Science fiction is often derided as the land of the nerds, as the province of those who feel so isolated from society that they have to create a land of their own where they reign supreme. Look at the universe of Isaac Asimov’s Foundation novels, with its colony of mentally enhanced humans preparing to one day descend on a lesser colony of brawny politickers as the ruling class, once the latter realizes they need the genius of the former, of course. It is not uncommon to suggest that much of what pushes people towards escapist genres like science-fiction and fantasy is a frustration with the mechanics of the world in front of them, with the seemingly unfair way that power and recognition are distributed, with the way that their system of meaning seems out of sync with everyone else’s. So some choose to engulf themselves in fantastical and futuristic systems of meaning, parallel universes with brave new scientific civilizations where the geeks and nerds of the world get their due. Fantasy literature is regarded (at least by its greatest defenders) as the heir to the world’s mythological traditions, to the legends, quests, and heroes that through their phenomenological antiquity can masquerade as Truth. Conversely, this argument goes, science fiction is a pure fabrication, an evaluative reaction to modern society, built on the very non-mystical foundations of mathematics, physics, and technology.
It is nothing new to be inspired by that which is man-made – great works of art, literature, and music have long been lauded as expressions of truth, divinity, and life. But can we only be inspired by that which is born out of artistic or religious inspiration? Can only the ineffable humanities be a potent source of capital-T Truth? Is the world of STEM (Science, Technology, Engineering, Mathematics) necessarily excluded? Does the fact that something is physically deconstructable, that we can see its nuts and bolts and break it down to a series of ones and zeroes, does that make anything we find to be an emergent property of it a false imposition?

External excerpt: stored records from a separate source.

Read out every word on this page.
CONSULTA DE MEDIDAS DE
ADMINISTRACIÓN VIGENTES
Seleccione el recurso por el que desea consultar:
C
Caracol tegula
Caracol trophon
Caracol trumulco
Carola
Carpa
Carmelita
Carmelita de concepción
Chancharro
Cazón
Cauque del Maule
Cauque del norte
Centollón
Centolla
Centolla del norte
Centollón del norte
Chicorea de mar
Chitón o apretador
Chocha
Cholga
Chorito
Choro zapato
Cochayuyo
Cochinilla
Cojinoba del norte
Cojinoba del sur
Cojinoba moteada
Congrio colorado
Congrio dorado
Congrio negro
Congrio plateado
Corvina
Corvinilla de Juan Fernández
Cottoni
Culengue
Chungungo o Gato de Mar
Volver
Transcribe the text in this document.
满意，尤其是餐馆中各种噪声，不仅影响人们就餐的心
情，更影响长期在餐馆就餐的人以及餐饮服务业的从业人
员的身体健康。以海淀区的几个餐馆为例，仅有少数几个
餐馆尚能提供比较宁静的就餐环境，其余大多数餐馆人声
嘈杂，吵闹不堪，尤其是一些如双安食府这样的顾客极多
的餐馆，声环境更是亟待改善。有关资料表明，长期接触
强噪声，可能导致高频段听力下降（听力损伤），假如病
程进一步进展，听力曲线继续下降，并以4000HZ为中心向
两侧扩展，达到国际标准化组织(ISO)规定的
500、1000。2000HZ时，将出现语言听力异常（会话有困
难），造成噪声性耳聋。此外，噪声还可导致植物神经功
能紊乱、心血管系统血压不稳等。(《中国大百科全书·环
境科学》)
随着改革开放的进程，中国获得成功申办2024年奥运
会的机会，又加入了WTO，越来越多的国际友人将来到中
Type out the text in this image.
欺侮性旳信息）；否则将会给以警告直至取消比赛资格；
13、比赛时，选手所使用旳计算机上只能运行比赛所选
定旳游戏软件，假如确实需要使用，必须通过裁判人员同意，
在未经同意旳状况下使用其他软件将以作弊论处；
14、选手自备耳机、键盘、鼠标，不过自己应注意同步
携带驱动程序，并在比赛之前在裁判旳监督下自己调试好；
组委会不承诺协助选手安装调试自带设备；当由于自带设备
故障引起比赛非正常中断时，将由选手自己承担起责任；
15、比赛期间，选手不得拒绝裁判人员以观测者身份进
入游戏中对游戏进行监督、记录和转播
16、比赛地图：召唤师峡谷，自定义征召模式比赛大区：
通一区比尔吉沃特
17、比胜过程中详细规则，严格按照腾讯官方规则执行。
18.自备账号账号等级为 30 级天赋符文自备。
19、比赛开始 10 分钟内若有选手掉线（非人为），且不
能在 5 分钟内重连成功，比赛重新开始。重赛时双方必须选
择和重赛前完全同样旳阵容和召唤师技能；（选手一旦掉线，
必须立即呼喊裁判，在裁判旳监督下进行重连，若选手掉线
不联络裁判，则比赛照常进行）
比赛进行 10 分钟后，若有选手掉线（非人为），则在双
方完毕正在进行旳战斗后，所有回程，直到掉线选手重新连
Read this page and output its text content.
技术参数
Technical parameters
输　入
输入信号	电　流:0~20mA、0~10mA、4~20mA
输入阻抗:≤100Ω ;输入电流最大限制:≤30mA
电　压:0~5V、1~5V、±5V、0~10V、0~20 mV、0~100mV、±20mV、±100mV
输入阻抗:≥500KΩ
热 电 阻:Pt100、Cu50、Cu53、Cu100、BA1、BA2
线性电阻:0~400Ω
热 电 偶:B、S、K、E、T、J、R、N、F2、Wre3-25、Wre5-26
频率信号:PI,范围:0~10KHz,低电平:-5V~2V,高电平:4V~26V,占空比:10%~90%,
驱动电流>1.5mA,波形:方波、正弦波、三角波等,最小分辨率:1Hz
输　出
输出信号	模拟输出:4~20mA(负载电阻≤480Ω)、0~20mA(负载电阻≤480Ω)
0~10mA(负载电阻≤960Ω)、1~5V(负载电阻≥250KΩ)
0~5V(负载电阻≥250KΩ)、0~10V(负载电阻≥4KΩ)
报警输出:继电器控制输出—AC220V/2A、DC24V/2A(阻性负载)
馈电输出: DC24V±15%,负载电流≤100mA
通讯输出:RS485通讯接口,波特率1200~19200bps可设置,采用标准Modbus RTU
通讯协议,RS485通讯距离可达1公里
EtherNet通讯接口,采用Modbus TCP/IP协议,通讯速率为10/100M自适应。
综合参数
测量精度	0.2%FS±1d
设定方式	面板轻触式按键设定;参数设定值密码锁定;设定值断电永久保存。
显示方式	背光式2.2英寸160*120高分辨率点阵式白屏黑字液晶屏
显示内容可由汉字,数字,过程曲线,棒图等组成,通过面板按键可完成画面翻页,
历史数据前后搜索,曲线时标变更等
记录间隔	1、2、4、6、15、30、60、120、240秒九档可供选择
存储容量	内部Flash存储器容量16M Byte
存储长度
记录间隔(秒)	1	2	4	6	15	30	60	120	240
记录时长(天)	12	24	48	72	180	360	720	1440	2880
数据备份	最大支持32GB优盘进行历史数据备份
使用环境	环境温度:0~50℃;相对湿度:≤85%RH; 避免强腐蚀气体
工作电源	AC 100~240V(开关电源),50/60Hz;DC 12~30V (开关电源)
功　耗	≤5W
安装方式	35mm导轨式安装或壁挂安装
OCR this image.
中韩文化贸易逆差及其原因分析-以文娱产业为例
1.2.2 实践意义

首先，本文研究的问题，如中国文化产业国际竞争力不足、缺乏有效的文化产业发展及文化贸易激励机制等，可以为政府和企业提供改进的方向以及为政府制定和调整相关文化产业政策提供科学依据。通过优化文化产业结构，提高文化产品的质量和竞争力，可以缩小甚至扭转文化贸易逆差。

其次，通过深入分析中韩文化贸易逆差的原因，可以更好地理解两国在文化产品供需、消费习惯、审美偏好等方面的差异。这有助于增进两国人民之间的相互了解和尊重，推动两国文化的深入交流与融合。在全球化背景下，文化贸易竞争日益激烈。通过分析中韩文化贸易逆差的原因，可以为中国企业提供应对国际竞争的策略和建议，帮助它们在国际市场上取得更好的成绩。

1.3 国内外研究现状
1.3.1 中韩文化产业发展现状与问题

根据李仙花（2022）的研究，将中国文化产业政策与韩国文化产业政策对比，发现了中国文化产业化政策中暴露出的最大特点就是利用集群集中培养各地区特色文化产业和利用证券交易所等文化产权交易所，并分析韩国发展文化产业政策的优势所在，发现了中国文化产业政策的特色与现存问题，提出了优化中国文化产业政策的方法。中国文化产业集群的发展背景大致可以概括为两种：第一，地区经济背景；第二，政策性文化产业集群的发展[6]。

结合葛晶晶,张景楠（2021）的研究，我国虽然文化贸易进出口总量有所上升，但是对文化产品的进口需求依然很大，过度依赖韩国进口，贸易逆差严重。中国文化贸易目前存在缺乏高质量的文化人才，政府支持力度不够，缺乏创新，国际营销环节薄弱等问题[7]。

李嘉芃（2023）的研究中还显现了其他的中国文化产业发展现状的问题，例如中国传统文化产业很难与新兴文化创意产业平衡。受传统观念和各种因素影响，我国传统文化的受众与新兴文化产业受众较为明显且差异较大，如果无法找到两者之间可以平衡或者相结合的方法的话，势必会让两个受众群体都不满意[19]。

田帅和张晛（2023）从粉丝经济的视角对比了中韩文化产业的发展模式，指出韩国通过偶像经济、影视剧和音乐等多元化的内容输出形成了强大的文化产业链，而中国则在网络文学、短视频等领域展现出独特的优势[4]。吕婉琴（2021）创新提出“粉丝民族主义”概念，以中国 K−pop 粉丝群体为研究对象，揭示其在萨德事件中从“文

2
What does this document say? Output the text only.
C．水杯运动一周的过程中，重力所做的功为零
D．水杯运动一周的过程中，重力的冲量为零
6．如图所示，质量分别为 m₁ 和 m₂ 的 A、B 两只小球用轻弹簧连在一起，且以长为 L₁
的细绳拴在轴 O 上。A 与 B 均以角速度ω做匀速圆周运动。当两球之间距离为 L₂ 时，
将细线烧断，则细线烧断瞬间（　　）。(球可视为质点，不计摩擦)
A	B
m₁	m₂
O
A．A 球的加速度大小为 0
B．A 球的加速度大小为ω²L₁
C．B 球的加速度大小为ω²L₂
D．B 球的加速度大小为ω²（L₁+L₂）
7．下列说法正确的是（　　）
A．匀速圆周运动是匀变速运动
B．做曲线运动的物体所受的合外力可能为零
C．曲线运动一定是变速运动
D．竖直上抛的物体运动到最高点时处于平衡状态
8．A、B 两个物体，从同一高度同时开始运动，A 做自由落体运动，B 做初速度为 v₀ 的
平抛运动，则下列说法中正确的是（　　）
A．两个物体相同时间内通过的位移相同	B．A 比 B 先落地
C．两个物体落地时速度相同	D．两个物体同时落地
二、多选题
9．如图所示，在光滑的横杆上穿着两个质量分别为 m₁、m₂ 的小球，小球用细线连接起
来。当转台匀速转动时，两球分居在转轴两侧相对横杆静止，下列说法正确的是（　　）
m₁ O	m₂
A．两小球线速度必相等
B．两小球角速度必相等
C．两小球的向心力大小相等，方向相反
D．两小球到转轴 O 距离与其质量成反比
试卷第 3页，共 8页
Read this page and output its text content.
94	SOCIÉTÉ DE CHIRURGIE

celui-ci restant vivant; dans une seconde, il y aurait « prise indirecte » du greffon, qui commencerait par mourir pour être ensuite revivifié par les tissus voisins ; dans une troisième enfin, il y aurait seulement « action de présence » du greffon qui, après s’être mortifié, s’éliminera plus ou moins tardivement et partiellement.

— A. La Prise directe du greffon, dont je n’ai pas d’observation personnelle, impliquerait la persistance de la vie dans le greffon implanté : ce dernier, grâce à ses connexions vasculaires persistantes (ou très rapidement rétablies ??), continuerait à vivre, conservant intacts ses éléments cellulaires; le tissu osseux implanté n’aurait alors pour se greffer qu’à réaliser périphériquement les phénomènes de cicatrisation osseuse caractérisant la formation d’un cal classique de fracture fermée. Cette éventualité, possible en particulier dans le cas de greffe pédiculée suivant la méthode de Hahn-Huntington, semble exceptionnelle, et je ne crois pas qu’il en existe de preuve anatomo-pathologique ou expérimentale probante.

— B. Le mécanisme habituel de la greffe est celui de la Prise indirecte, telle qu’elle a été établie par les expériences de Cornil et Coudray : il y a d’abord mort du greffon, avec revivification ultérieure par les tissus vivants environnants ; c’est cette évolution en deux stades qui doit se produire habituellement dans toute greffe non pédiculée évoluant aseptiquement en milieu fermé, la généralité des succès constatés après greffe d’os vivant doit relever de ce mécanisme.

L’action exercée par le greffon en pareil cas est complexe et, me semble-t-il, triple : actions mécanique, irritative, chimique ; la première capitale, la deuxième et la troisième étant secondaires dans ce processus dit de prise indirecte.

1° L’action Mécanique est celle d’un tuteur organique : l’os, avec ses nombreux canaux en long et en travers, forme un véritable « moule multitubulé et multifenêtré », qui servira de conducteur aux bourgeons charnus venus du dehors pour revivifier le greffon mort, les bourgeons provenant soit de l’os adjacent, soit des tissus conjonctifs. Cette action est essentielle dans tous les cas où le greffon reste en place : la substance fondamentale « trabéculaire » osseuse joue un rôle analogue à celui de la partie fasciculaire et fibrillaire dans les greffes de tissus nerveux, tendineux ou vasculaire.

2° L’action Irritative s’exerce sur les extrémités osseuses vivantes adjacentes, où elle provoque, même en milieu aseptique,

The iTunes visualizer turns the music you listen to into a quasi-galactic landscape of moving and morphing balls of light. It is the cyber-equivalent of a lava lamp. A science-oriented friend of mine asserts that because it resembles both the movement of molecules and planets, encapsulates a truth about the universe – that random action is really not so random after all, and that different microscopic and macroscopic phenomena differ only in scale and not in inherent essence. This friend finds it to be a potent source of meaning, and something worth contemplating and reflecting upon. It is, of course, a computer program, randomly responding to musical frequencies. But is it impossible to make these synthetic creations into reflections of or channels for the experience of living beings like ourselves? Are the worlds we create for ourselves devoid of meaning, just by virtue of the fact that we are conscious of their craftsmanship?